Pharmacists are medical professionals who, like doctors and nurses, owe patients a duty to provide an acceptable level of medical care. While medical professionals are not expected to be error-proof in their judgment, it is expected that they do not make careless mistakes, which can have a significant impact on a patient’s life. When a pharmacist incorrectly fills a prescription, and a patient is harmed as a result, the injured patient may be able to pursue a New Hampshire medical malpractice case against the pharmacist, as well as the pharmacy that employs them.
Recently, a New Hampshire man filed a claim against a hospital pharmacy that he claims was responsible for his ongoing kidney stones. According to a local news report, the man had a procedure to remove kidney stones at Concord Hospital Center. After the hospital discharged the patient, he was issued a prescription for “Potassium Citrate ER 10 MEQ (1080mg) CR-TABS” with instructions to take two of the pills per day.

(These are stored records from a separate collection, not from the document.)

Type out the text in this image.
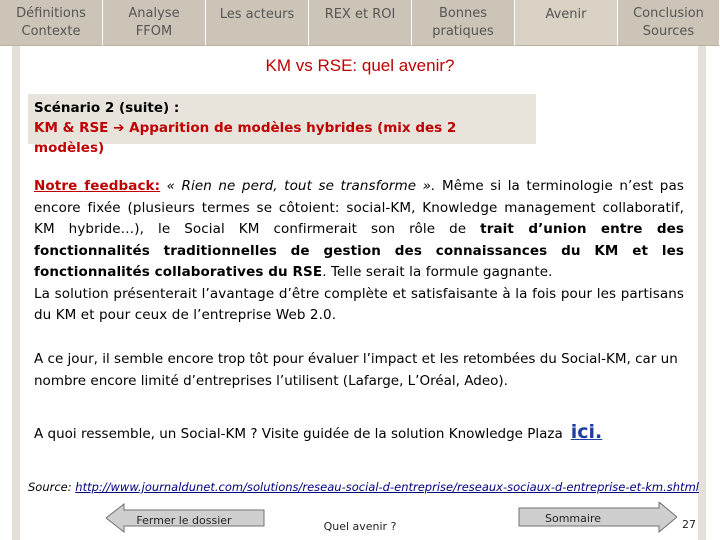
Définitions
Contexte
Analyse
FFOM
Les acteurs	REX et ROI	Bonnes
pratiques
Avenir	Conclusion
Sources
KM vs RSE: quel avenir?
Scénario 2 (suite) :
KM & RSE ➔ Apparition de modèles hybrides (mix des 2 modèles)
Notre feedback: « Rien ne perd, tout se transforme ». Même si la terminologie n’est pas encore fixée (plusieurs termes se côtoient: social-KM, Knowledge management collaboratif, KM hybride…), le Social KM confirmerait son rôle de trait d’union entre des fonctionnalités traditionnelles de gestion des connaissances du KM et les fonctionnalités collaboratives du RSE. Telle serait la formule gagnante.
La solution présenterait l’avantage d’être complète et satisfaisante à la fois pour les partisans du KM et pour ceux de l’entreprise Web 2.0.
A ce jour, il semble encore trop tôt pour évaluer l’impact et les retombées du Social-KM, car un nombre encore limité d’entreprises l’utilisent (Lafarge, L’Oréal, Adeo).
A quoi ressemble, un Social-KM ? Visite guidée de la solution Knowledge Plaza ici.
Source: http://www.journaldunet.com/solutions/reseau-social-d-entreprise/reseaux-sociaux-d-entreprise-et-km.shtml
Fermer le dossier	Quel avenir ?
Sommaire	27
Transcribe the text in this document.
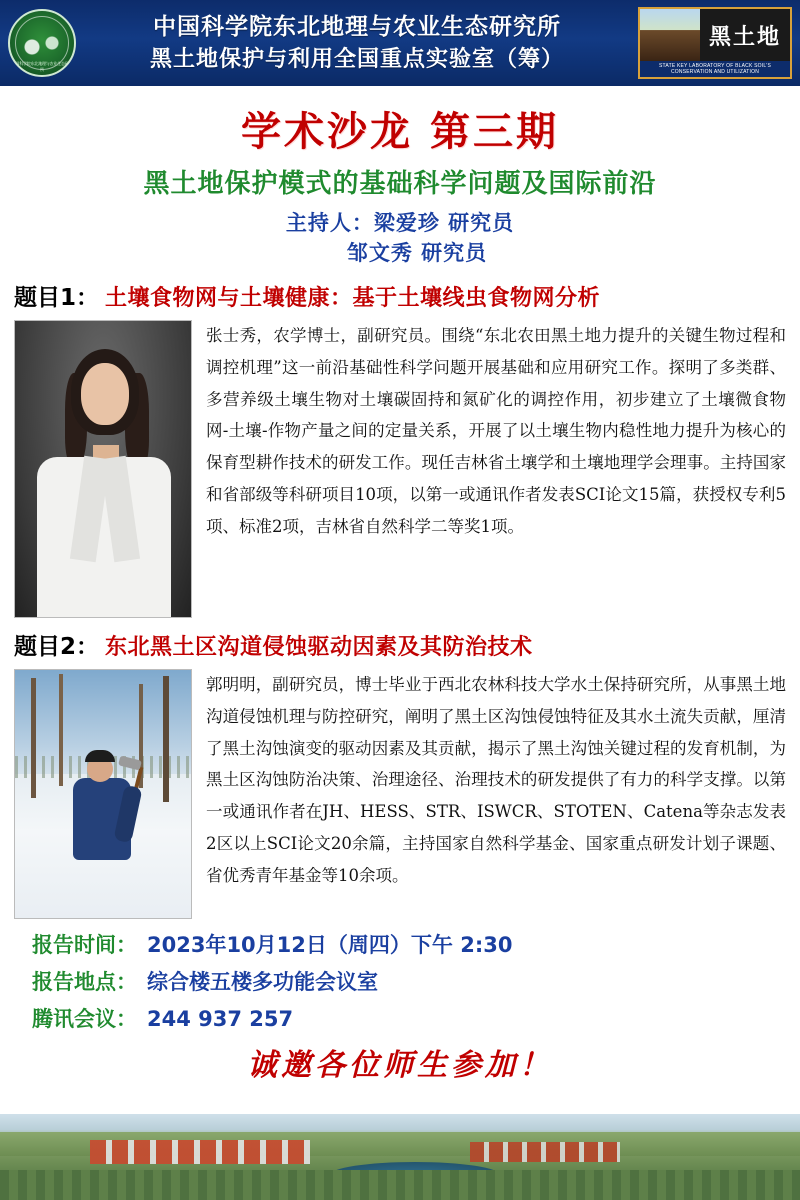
中国科学院东北地理与农业生态研究所
中国科学院东北地理与农业生态研究所
黑土地保护与利用全国重点实验室（筹）
黑土地
STATE KEY LABORATORY OF BLACK SOIL'S CONSERVATION AND UTILIZATION
学术沙龙 第三期
黑土地保护模式的基础科学问题及国际前沿
主持人：梁爱珍 研究员
邹文秀 研究员
题目1： 土壤食物网与土壤健康：基于土壤线虫食物网分析
张士秀，农学博士，副研究员。围绕“东北农田黑土地力提升的关键生物过程和调控机理”这一前沿基础性科学问题开展基础和应用研究工作。探明了多类群、多营养级土壤生物对土壤碳固持和氮矿化的调控作用，初步建立了土壤微食物网-土壤-作物产量之间的定量关系，开展了以土壤生物内稳性地力提升为核心的保育型耕作技术的研发工作。现任吉林省土壤学和土壤地理学会理事。主持国家和省部级等科研项目10项，以第一或通讯作者发表SCI论文15篇，获授权专利5项、标准2项，吉林省自然科学二等奖1项。
题目2： 东北黑土区沟道侵蚀驱动因素及其防治技术
郭明明，副研究员，博士毕业于西北农林科技大学水土保持研究所，从事黑土地沟道侵蚀机理与防控研究，阐明了黑土区沟蚀侵蚀特征及其水土流失贡献，厘清了黑土沟蚀演变的驱动因素及其贡献，揭示了黑土沟蚀关键过程的发育机制，为黑土区沟蚀防治决策、治理途径、治理技术的研发提供了有力的科学支撑。以第一或通讯作者在JH、HESS、STR、ISWCR、STOTEN、Catena等杂志发表2区以上SCI论文20余篇，主持国家自然科学基金、国家重点研发计划子课题、省优秀青年基金等10余项。
报告时间： 2023年10月12日（周四）下午 2:30
报告地点： 综合楼五楼多功能会议室
腾讯会议： 244 937 257
诚邀各位师生参加！
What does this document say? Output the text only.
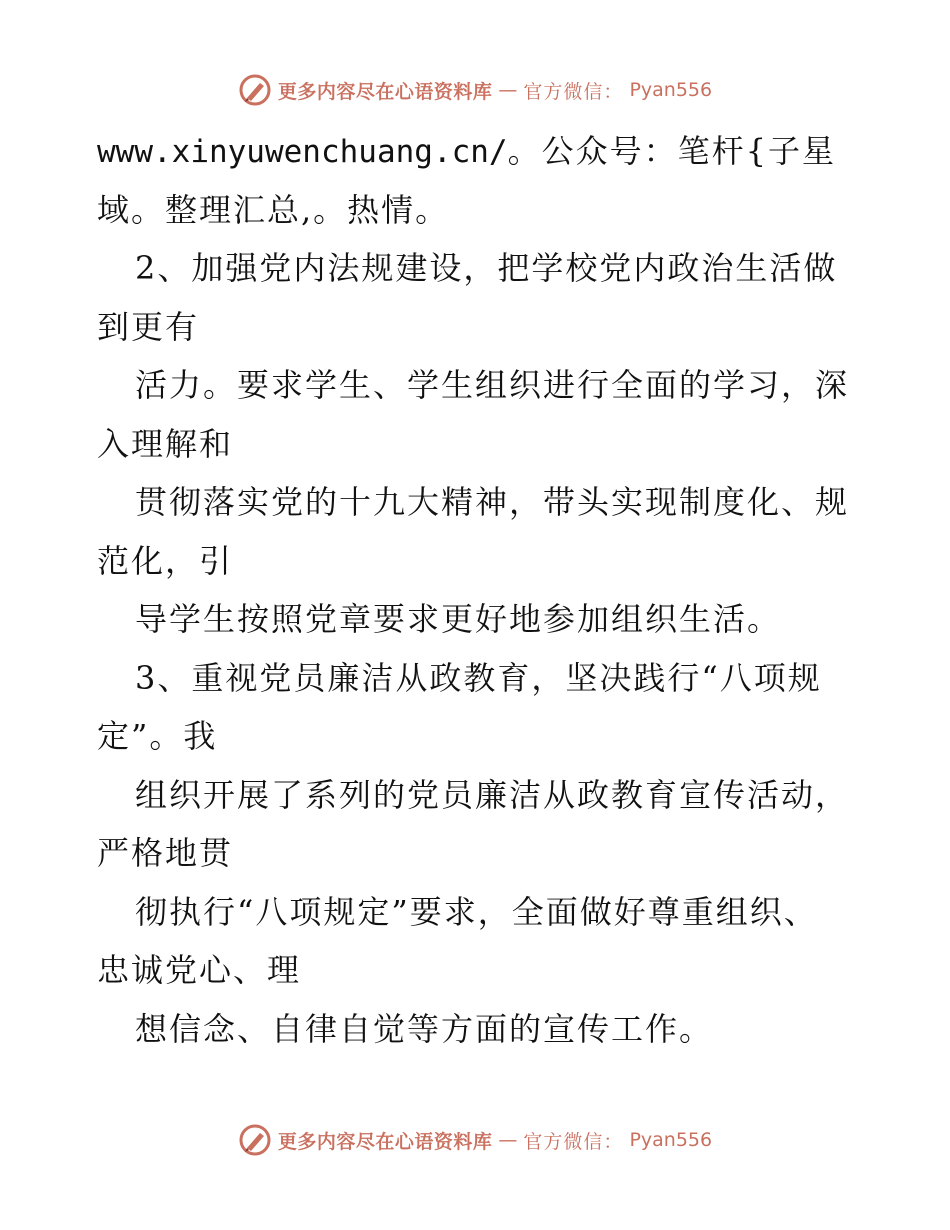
更多内容尽在心语资料库 — 官方微信： Pyan556
www.xinyuwenchuang.cn/。公众号：笔杆{子星
域。整理汇总,。热情。
2、加强党内法规建设，把学校党内政治生活做
到更有
活力。要求学生、学生组织进行全面的学习，深
入理解和
贯彻落实党的十九大精神，带头实现制度化、规
范化，引
导学生按照党章要求更好地参加组织生活。
3、重视党员廉洁从政教育，坚决践行“八项规
定”。我
组织开展了系列的党员廉洁从政教育宣传活动，
严格地贯
彻执行“八项规定”要求，全面做好尊重组织、
忠诚党心、理
想信念、自律自觉等方面的宣传工作。
更多内容尽在心语资料库 — 官方微信： Pyan556
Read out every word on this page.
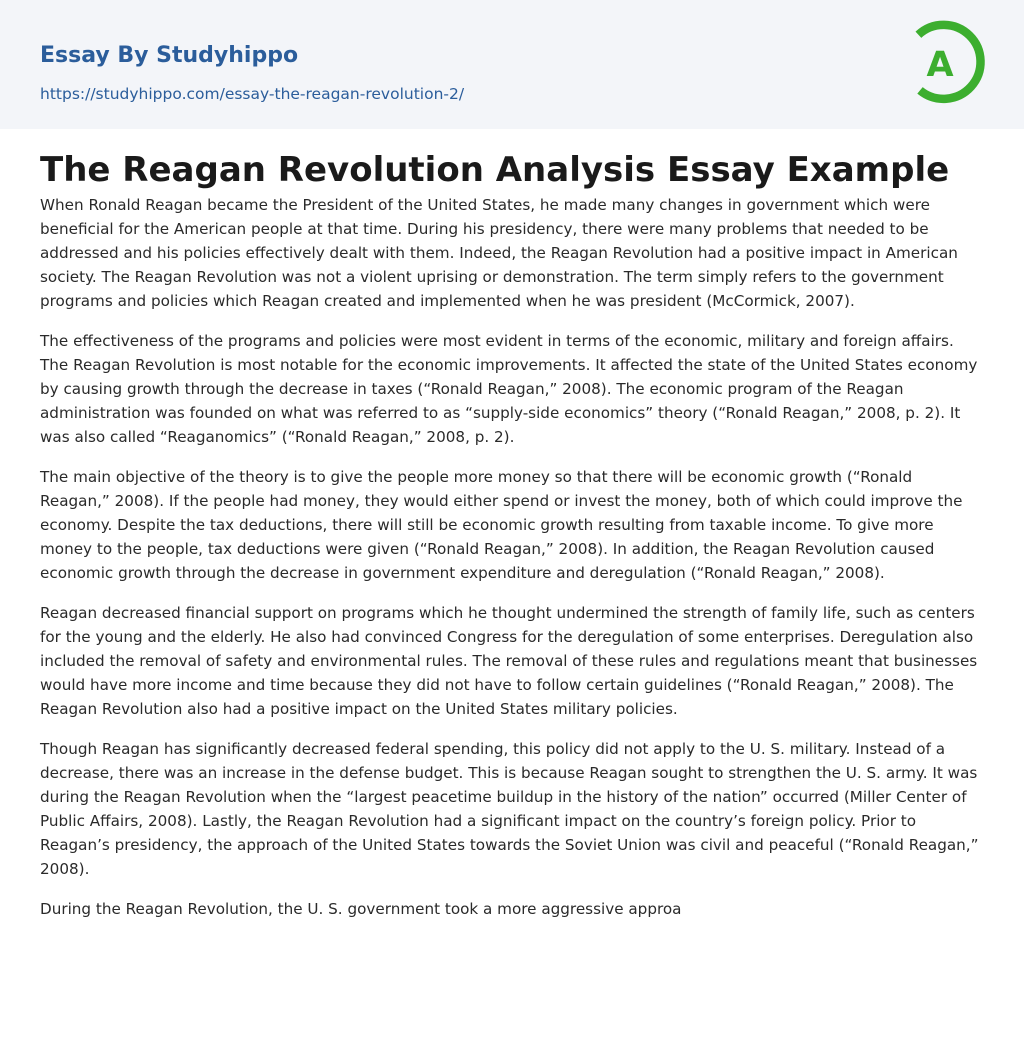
Essay By Studyhippo
https://studyhippo.com/essay-the-reagan-revolution-2/
A
The Reagan Revolution Analysis Essay Example

When Ronald Reagan became the President of the United States, he made many changes in government which were beneficial for the American people at that time. During his presidency, there were many problems that needed to be addressed and his policies effectively dealt with them. Indeed, the Reagan Revolution had a positive impact in American society. The Reagan Revolution was not a violent uprising or demonstration. The term simply refers to the government programs and policies which Reagan created and implemented when he was president (McCormick, 2007).

The effectiveness of the programs and policies were most evident in terms of the economic, military and foreign affairs. The Reagan Revolution is most notable for the economic improvements. It affected the state of the United States economy by causing growth through the decrease in taxes (“Ronald Reagan,” 2008). The economic program of the Reagan administration was founded on what was referred to as “supply-side economics” theory (“Ronald Reagan,” 2008, p. 2). It was also called “Reaganomics” (“Ronald Reagan,” 2008, p. 2).

The main objective of the theory is to give the people more money so that there will be economic growth (“Ronald Reagan,” 2008). If the people had money, they would either spend or invest the money, both of which could improve the economy. Despite the tax deductions, there will still be economic growth resulting from taxable income. To give more money to the people, tax deductions were given (“Ronald Reagan,” 2008). In addition, the Reagan Revolution caused economic growth through the decrease in government expenditure and deregulation (“Ronald Reagan,” 2008).

Reagan decreased financial support on programs which he thought undermined the strength of family life, such as centers for the young and the elderly. He also had convinced Congress for the deregulation of some enterprises. Deregulation also included the removal of safety and environmental rules. The removal of these rules and regulations meant that businesses would have more income and time because they did not have to follow certain guidelines (“Ronald Reagan,” 2008). The Reagan Revolution also had a positive impact on the United States military policies.

Though Reagan has significantly decreased federal spending, this policy did not apply to the U. S. military. Instead of a decrease, there was an increase in the defense budget. This is because Reagan sought to strengthen the U. S. army. It was during the Reagan Revolution when the “largest peacetime buildup in the history of the nation” occurred (Miller Center of Public Affairs, 2008). Lastly, the Reagan Revolution had a significant impact on the country’s foreign policy. Prior to Reagan’s presidency, the approach of the United States towards the Soviet Union was civil and peaceful (“Ronald Reagan,” 2008).

During the Reagan Revolution, the U. S. government took a more aggressive approa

The hospital printed out the prescription, and the patient took it to a satellite location. Despite being provided with the correct prescription, the pharmacist on duty filled the patient’s prescription with “Potassium CL 10 MEQ 120.” It is disputed as to how the prescription was transferred, but the patient claims the hospital pharmacy called in the prescription to a local Rite-Aid. The hospital pharmacy admits that it incorrectly filled the prescription, but denies that it transferred the prescription to the Rite-Aid pharmacy. Regardless, the prescription ended up at a Rite-Aid, which filled the prescription seven times.